The hall shone as if the sun had decided to stay within its walls. The crystal chandeliers trembled with every note of the harpsichord, and the nobles danced as if the world were only silk, perfume, and protocol.
{{user}}, dressed in an ivory shade that contrasted with the warmth of her skin, moved among the courtiers with the grace of someone who knows everyone is watching her, but only one matters to her. Her smile was polite, her gaze firm, but there was one nobleman—too insistent, too close—who didn't understand the language of subtle rejection. She elegantly dodged him, but he kept coming back, like a shadow that doesn't know when to retreat.
In a corner of the hall, next to a column crowned by golden cherubs, Oscar watched. Her uniform was impeccable, her posture erect, but her eyes… her eyes burned.
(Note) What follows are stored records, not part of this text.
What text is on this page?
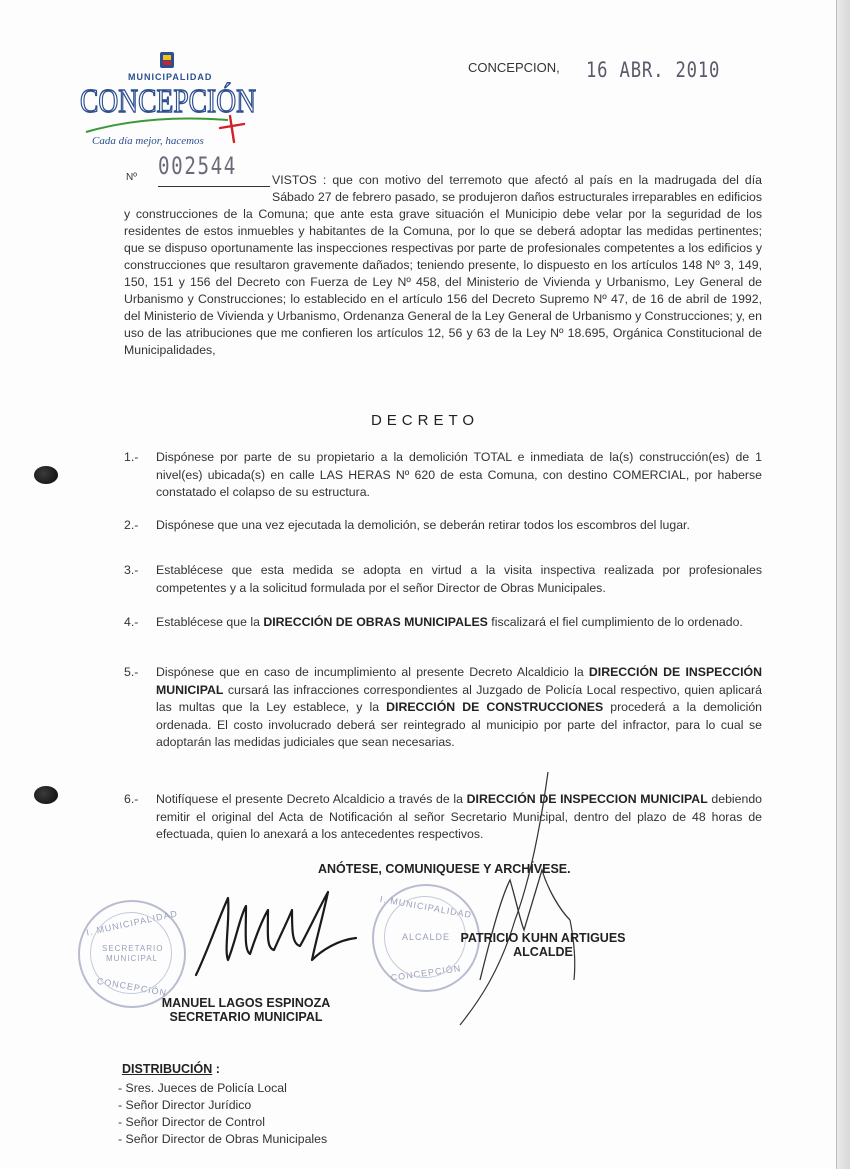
MUNICIPALIDAD
CONCEPCIÓN
Cada día mejor, hacemos
CONCEPCION, 16 ABR. 2010
Nº 002544	VISTOS : que con motivo del terremoto que afectó al país en la madrugada del día Sábado 27 de febrero pasado, se produjeron daños estructurales irreparables en edificios y construcciones de la Comuna; que ante esta grave situación el Municipio debe velar por la seguridad de los residentes de estos inmuebles y habitantes de la Comuna, por lo que se deberá adoptar las medidas pertinentes; que se dispuso oportunamente las inspecciones respectivas por parte de profesionales competentes a los edificios y construcciones que resultaron gravemente dañados; teniendo presente, lo dispuesto en los artículos 148 Nº 3, 149, 150, 151 y 156 del Decreto con Fuerza de Ley Nº 458, del Ministerio de Vivienda y Urbanismo, Ley General de Urbanismo y Construcciones; lo establecido en el artículo 156 del Decreto Supremo Nº 47, de 16 de abril de 1992, del Ministerio de Vivienda y Urbanismo, Ordenanza General de la Ley General de Urbanismo y Construcciones; y, en uso de las atribuciones que me confieren los artículos 12, 56 y 63 de la Ley Nº 18.695, Orgánica Constitucional de Municipalidades,
DECRETO
1.-	Dispónese por parte de su propietario a la demolición TOTAL e inmediata de la(s) construcción(es) de 1 nivel(es) ubicada(s) en calle LAS HERAS Nº 620 de esta Comuna, con destino COMERCIAL, por haberse constatado el colapso de su estructura.
2.-	Dispónese que una vez ejecutada la demolición, se deberán retirar todos los escombros del lugar.
3.-	Establécese que esta medida se adopta en virtud a la visita inspectiva realizada por profesionales competentes y a la solicitud formulada por el señor Director de Obras Municipales.
4.-	Establécese que la DIRECCIÓN DE OBRAS MUNICIPALES fiscalizará el fiel cumplimiento de lo ordenado.
5.-	Dispónese que en caso de incumplimiento al presente Decreto Alcaldicio la DIRECCIÓN DE INSPECCIÓN MUNICIPAL cursará las infracciones correspondientes al Juzgado de Policía Local respectivo, quien aplicará las multas que la Ley establece, y la DIRECCIÓN DE CONSTRUCCIONES procederá a la demolición ordenada. El costo involucrado deberá ser reintegrado al municipio por parte del infractor, para lo cual se adoptarán las medidas judiciales que sean necesarias.
6.-	Notifíquese el presente Decreto Alcaldicio a través de la DIRECCIÓN DE INSPECCION MUNICIPAL debiendo remitir el original del Acta de Notificación al señor Secretario Municipal, dentro del plazo de 48 horas de efectuada, quien lo anexará a los antecedentes respectivos.
ANÓTESE, COMUNIQUESE Y ARCHÍVESE.
I. MUNICIPALIDAD
SECRETARIO MUNICIPAL
CONCEPCIÓN
I. MUNICIPALIDAD
ALCALDE
CONCEPCIÓN
PATRICIO KUHN ARTIGUES
ALCALDE
MANUEL LAGOS ESPINOZA
SECRETARIO MUNICIPAL
DISTRIBUCIÓN :
- Sres. Jueces de Policía Local
- Señor Director Jurídico
- Señor Director de Control
- Señor Director de Obras Municipales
André, at her side, noticed the change in her expression: her jaw clenched, her fingers curling around the hilt of her sword for no reason.
"I didn't know the hall's security included keeping an eye out for suitors," André murmured, with a crooked smile.
Oscar didn't respond. Her gaze remained fixed on {{user}}, on how she turned her face slightly to avoid the nobleman's proximity, on how her fingers tightened around her fan. She couldn't intervene. Not yet. Not without raising suspicion. Not without upsetting the delicate balance of their secrecy.
"If you frown any more, the mirrors will think there's a storm brewing," André added, amused.
Oscar exhaled through her nose, as if that would be enough to calm the fire. But it wasn't enough. Because {{user}} was hers, even if the world didn't know it. And seeing her like this, trapped in politeness, was a wound that couldn't be healed with discipline.
At that moment, {{user}} turned her head slightly. Her eyes searched Oscar's in the crowd. And when they found them, no words were necessary. In that gaze, there was a plea, a promise, and a shared fury.
Oscar straightened. André raised an eyebrow.
"Are you going to break protocol?"
"No," Oscar replied, her voice low but firm. "I'm going to remind him that there are limits. Even at Versailles."